The Health Insurance Portability and Accountability Act of 1996 (HIPAA) protects the employee and their family from discrimination because of pre-existing medical conditions. Enacted in 1996, HIPAA requires that most plans provide coverage for pre-existing medical conditions after 12 months, in most cases. Further, HIPAA requires a new employer’s plan to offset this 12-month exclusion period by providing credit for the number of days the employee had previous coverage— unless there was a major break in coverage. The former employer is required to provide a certificate that documents the employee’s “creditable coverage.”
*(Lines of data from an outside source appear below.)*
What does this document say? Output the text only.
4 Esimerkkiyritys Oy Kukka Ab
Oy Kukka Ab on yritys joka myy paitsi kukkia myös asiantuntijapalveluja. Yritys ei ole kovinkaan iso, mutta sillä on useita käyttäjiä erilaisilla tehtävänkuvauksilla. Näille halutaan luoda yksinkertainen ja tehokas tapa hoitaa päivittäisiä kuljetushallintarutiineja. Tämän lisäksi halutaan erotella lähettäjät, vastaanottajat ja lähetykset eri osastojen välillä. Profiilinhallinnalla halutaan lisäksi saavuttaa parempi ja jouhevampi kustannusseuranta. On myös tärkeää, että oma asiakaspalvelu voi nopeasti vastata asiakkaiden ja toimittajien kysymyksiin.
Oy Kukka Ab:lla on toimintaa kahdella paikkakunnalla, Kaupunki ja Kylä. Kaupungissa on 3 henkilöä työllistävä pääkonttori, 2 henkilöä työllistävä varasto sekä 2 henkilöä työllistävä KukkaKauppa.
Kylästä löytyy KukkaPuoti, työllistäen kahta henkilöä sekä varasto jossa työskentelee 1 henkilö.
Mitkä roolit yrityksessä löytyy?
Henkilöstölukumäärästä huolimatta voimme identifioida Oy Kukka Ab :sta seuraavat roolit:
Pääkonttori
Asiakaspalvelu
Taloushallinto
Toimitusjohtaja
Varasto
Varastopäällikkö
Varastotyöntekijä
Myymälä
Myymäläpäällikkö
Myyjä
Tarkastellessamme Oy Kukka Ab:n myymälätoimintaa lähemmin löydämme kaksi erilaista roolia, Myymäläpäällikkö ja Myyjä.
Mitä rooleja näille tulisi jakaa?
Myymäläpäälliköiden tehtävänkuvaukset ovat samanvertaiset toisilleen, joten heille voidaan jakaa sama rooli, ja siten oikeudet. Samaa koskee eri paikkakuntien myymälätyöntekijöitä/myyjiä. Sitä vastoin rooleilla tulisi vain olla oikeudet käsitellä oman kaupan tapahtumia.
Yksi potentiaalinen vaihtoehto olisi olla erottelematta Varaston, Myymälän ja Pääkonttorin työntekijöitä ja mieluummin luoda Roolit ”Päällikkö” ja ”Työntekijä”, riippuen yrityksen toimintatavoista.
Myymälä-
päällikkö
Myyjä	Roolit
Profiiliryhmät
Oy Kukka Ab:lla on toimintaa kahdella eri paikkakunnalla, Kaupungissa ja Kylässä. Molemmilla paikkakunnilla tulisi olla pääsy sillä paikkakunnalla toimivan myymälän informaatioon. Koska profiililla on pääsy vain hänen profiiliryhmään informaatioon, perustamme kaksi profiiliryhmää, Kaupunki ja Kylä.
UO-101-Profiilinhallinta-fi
- Anne Austin and Victoria L. Wetle, The United States Health Care System: Combining Business, Health, and Delivery (Pearson/Prentice Hall, 2008);
- Gary Claxton and Janet Lundy, How Private Health Coverage Works: A Primer 2008 Update (Kaiser Family Foundation, 2008);
- Committee on the Consequences of Uninsurance, Insuring America’s Health: Principles and Recommendations (Institute of Medicine, 2004);
- DeNavas-Walt, B. D. Proctor, and J. Smith: Income, Poverty, and Health Insurance Coverage in the United States: 2006 (U.S. Government Printing Office, 2007);
- National Health Expenditures, Forecast Summary and Selected Tables (Office of the Actuary in the Centers for Medicare & Medicaid Services, 2008);
- Margaret Schulte, How Healthcare Works: An Introduction to Hospitals, Health Systems and Other Providers of Care (Productivity Press, 2009);
- Leiyu Shi and Douglas A. Singh, Delivering Health Care in America: A Systems Approach (Jones and Bartlett, 2008);
- World Health Organization, The World Health Report 2000—Health Systems: Improving Performance (World Health Organization, 2000);
- World Health Organization, Core Health Indicators; National Health Expenditure Data: NHE Fact Sheet (Centers for Medicare and Medicaid Services, 2006);
- World Health Organization, The World Health Report 2006—Working Together for Health (2006).